I guess I can't disagree with this. Yes, if it turned a profit, more people would have seen it. Still not understanding why this is what a movie needs to be.
A film is made to viewed. Profitability is generally instrumental in connecting eyeballs to artifacts.
Moreover, films are financial endeavors. Financial endeavors are supposed to make money. People invest in production, postproduction, distribution, etc., in large part, because they're trying to make money.
Some of the many hands who make it for the light work are a bit mercenary, like Han Solo. A film depends on the collective intentions of the people who make it. Some of those people are just in it for the money, so the purpose is not just instrumental, but for some it is is intrinsic.
IYeah, everything needs money to at least some degree. But you are act like things don't happen in art without profit. And they do, all the time. This may surprise you, but people are creating art on their own, everywhere. Even movies. Camera's cost money, sure, but it doesn't cost anything to go out and film whatever the **** you want. Just because you haven't seen any of these movies doesn't mean they don't exist.
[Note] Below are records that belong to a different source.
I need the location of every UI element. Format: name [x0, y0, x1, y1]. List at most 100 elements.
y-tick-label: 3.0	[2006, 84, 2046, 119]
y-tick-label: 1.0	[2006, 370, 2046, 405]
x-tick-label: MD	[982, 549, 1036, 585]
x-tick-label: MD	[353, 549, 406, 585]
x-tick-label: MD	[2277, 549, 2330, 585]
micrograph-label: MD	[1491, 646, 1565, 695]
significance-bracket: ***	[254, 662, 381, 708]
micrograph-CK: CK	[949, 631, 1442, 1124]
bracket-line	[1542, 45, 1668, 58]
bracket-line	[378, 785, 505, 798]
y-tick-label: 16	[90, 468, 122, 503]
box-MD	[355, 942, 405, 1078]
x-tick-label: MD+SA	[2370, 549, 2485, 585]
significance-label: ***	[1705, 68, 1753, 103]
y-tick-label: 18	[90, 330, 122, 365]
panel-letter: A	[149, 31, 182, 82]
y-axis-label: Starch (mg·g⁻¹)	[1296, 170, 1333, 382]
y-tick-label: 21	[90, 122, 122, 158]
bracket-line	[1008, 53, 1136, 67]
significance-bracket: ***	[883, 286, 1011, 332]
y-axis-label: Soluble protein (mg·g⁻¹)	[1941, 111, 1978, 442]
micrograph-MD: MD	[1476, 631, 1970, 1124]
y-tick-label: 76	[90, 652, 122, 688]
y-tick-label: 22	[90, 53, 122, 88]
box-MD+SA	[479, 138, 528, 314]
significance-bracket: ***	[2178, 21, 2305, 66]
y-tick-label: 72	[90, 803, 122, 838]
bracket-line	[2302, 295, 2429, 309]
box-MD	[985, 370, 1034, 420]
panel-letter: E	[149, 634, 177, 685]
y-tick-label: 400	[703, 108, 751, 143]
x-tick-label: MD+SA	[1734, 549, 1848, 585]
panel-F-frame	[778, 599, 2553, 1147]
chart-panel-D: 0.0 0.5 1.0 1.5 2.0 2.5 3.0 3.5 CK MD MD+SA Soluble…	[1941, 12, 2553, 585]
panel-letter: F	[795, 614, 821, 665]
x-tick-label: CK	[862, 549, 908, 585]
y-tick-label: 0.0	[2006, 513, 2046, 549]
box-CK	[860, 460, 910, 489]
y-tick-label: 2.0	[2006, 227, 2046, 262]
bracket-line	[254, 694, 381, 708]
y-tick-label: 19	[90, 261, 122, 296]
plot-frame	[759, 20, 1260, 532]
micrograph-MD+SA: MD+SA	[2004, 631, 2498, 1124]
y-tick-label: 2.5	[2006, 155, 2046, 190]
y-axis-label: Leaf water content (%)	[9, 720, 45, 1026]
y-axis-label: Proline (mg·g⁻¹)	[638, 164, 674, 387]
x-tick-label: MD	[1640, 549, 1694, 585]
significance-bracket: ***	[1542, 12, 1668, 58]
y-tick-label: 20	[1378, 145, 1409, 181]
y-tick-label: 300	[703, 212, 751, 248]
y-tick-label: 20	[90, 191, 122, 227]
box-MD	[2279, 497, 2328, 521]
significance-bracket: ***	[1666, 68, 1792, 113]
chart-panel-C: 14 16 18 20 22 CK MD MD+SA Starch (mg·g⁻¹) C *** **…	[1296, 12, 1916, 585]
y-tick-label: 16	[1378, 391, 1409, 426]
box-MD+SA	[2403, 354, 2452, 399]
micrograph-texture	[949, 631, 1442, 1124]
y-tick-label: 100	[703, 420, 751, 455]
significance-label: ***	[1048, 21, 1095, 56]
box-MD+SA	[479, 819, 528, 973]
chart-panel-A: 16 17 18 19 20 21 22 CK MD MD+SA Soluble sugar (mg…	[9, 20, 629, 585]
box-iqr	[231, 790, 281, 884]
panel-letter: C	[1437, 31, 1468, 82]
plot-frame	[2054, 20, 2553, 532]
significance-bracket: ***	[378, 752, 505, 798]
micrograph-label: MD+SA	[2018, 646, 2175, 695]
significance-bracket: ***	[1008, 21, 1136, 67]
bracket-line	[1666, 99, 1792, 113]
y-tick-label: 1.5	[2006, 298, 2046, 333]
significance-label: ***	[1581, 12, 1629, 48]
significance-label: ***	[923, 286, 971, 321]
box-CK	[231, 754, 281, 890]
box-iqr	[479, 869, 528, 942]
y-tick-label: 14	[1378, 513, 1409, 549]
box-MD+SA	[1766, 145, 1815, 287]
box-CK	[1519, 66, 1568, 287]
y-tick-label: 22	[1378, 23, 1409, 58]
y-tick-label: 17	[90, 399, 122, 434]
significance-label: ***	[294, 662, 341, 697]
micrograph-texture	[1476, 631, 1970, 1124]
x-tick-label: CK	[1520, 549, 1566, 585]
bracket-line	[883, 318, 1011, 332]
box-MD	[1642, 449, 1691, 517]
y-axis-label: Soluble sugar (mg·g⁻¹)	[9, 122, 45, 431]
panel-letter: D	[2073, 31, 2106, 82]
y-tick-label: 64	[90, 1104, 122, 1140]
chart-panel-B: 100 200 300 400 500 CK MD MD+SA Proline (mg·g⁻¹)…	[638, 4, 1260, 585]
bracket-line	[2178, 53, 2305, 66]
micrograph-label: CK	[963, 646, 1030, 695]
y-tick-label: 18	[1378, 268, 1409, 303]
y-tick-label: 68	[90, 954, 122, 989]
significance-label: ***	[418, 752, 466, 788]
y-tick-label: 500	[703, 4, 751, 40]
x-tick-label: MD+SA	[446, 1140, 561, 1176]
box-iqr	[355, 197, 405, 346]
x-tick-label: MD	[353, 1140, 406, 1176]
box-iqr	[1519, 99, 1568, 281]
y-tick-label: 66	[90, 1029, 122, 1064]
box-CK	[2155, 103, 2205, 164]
Yes, there are some people out there making recordings which they have no intention of ever releasing. If you wish, you may call private films made for sole amusement of their makers "movies." These have an audience of one and they have no profit motive. It is here, however, that the sidewalk ends. We can have no useful discussion of what these products are supposed to do, because they were not created as cultural artifacts.There is no judging the idiosyncratic purpose of purely subjective interests. If we go this far what a movie is supposed to be is "everything and nothing." This is a checkmate for rational discussion. There is nothing left to be said once we divide by zero. The game is over.
So, do you want to "win" at the cost of making the question unanswerable or do want to discuss what is typical of "movies" as we talk about them on a film forum dedicated to discussing movies? If we go with the former, you have a Pyrrhic victory (no rational discussion possible, because there is always someone recording something for no particular purpose at all). If we go with the latter, then we are speaking of what is typical of the movies we watch here.
Where is contempt coming into the picture. Why are you letting your insecurity show so completely? This isn't about you and your taste. It's about other people making different movies for people who are not you. Get over yourself.
First (above) you say that this is about "people making different movies for people who are not you." So far, so good! Films are made for people, it's just that some films are not made for me. Here I am implicated in greedily thinking that all films are made for me or rather that they should be. I mean, this is completely out of left field, and nothing I've said here evidences the insane accusation that I think films are all about me. But if you could make it stick, this would be OK. You would be pointing out that audiences are various and that a good film can serve an audience which is not everyone or even "most of everyone."
Unfortunately, you kind of flip out and shove your foot into your mouth into your next statement.
It doesn't have to serve a ****ing single soul.
But people might still like it regardless.
And once again, we're back to the checkmate of subjectivism. If a film only need be made for the idiosyncratic purpose of the maker (the audience of one), then there is no meaningful answer to the question of the thread. A film is supposed to be potentially everything and nothing. In your world where there is no external criterion of correctness, the discussion of purpose and value is entirely vacuous.
What is your obsession with artistic obedience? Things can still matter if they aren't subservient to your particular needs.
Are you completely unaware of all of the artists who have felt they have created something too self indulgent for release, and only do under protest, only to find that it has an enormous audience?
Artists very frequently do not create with the notion of a reception in mind.
We cannot reduce standard of evaluation of what a movie is supposed to be down to the private intention of a maker without committing a very gross version of the Intentional Fallacy under which the VALUE of a work of art is determined by artist. No one in the intentionality debate in aesthetics and literary criticism has championed the idea that the artist gets to determine the value of their expression. Again, you're flirting with vacuous subjectivism.
Also, "movies" as we discussing them here (in a movie forum) are large commercial enterprises which reflect the collective we-intentions of the people participating in making them (the composer, the writer, the director, the actors, director of photography, the editor, the producer, and so on and so on). There is no single romantic private intention to turn to here. There are many. These are large projects collectively intended for popular audiences. They aren't fridge art, or private poems.
It might blow your mind, but obsessing over those sorts of things is something that seems to frequently create the worst art. Yes, there are some out there who are masters at giving the audiences exactly what they want, while also remaining artistically potent (Billy Wilder for a quick example), but he is the exception to the rule.
And here is where you completely tip your hat to being staggeringly ignorant.
I will never bumble like Inspector Clouseau into your theology discussion because I understand I'm not equipped. Be humble and listen for a second.
Jim Jarmusch has a great quote about this. I don't know if it his or him paraphrasing someone, but when he feels doubt about the very idiosyncratic (but also profitable enough for him to make a living off of them) movies he makes he reminds himself: "If this is something I want to see, I have to assume someone else wants to as well".
You take a chance. Hope someone gives a ****.
This is the vaccuum that most art is created out of.
The rest of your post is rather hysterical and abusive, so I'll leave off here.